Le Gabon est recouvert à 88 % de son territoire par une vaste forêt tropicale. Il a émis 187 millions de crédits carbone et reçu 3 millions de dollars en contrepartie réelle. Derrière ce bilan, c’est toute une stratégie environnementale qui reste à construire pour être crédible.
Le Gabon est reconnu comme l’un des rares pays africains à afficher un bilan carbone positif, ses forêts absorbent plus de CO2 qu’elles n’en émettent. Cette réalité lui a valu d’être le premier pays africain à recevoir, en juin 2021, des paiements pour la protection forestière dans le cadre du programme REDD+. Mais pour l’ancien ministre Lee White « Le Gabon a tout fait bien. Il n’a jamais été payé. », a-t-il déclaré lors sommet Africa Forward de mai 2026 au Kenya.
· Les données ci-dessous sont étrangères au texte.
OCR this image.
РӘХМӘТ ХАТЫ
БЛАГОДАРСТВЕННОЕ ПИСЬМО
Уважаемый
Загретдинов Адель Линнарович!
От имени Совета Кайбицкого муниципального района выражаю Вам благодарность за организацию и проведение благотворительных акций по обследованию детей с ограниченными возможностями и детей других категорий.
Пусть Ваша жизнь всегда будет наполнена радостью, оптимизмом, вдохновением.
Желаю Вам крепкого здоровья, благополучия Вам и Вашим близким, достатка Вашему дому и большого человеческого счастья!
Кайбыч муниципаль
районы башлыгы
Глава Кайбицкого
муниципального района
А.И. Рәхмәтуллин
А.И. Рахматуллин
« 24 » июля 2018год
En 2022, la Rainforest Foundation UK avait remis en cause la valeur réelle des 90 millions de crédits carbone commercialisés par Libreville, estimant qu’ils ne représentaient aucune réduction effective des émissions. Une controverse qui n’a jamais été pleinement tranchée. D’ailleurs, elle plane encore sur la stratégie carbone gabonaise et fragilise sa crédibilité sur les marchés internationaux.
Pour tenter de refonder cette stratégie, le partenariat forêt UE-Gabon signé en février 2026 permet de fixer une feuille de route avec objectifs concrets à 2030 : maintien d’un faible taux de déforestation, développement de l’écotourisme, monétisation des crédits carbone et de la biodiversité, plaçant ainsi la question environnementale au rang des enjeux stratégiques du partenariat bilatéral.
Mais le contexte international est lui-même en mutation. En Europe, le débat sur la valeur des crédits carbone internationaux reste ouvert. L’ancien ministre français Pannier-Runacher a reconnu leur intérêt, mais aucune décision contraignante n’a été prise. Si l’UE renonce à intégrer les crédits carbone africains dans ses mécanismes de compensation, le Gabon pourrait voir disparaître son principal marché potentiel.
D’ici fin 2027, deux issues sont plausibles. Dans la première, le partenariat UE-Gabon produit des mécanismes de financement concrets, la crédibilité méthodologique des crédits carbone gabonais est restaurée par un audit indépendant, et Libreville commence à recevoir des flux financiers significatifs pour sa forêt. Dans la seconde, les délais de négociation internationale s’éternisent, les controverses méthodologiques persistantes éloignent les investisseurs, et la forêt reste un actif diplomatique sans rendement économique. Le Gabon a les forêts. Il lui manque encore la stratégie de conversion de cet actif en revenus stables.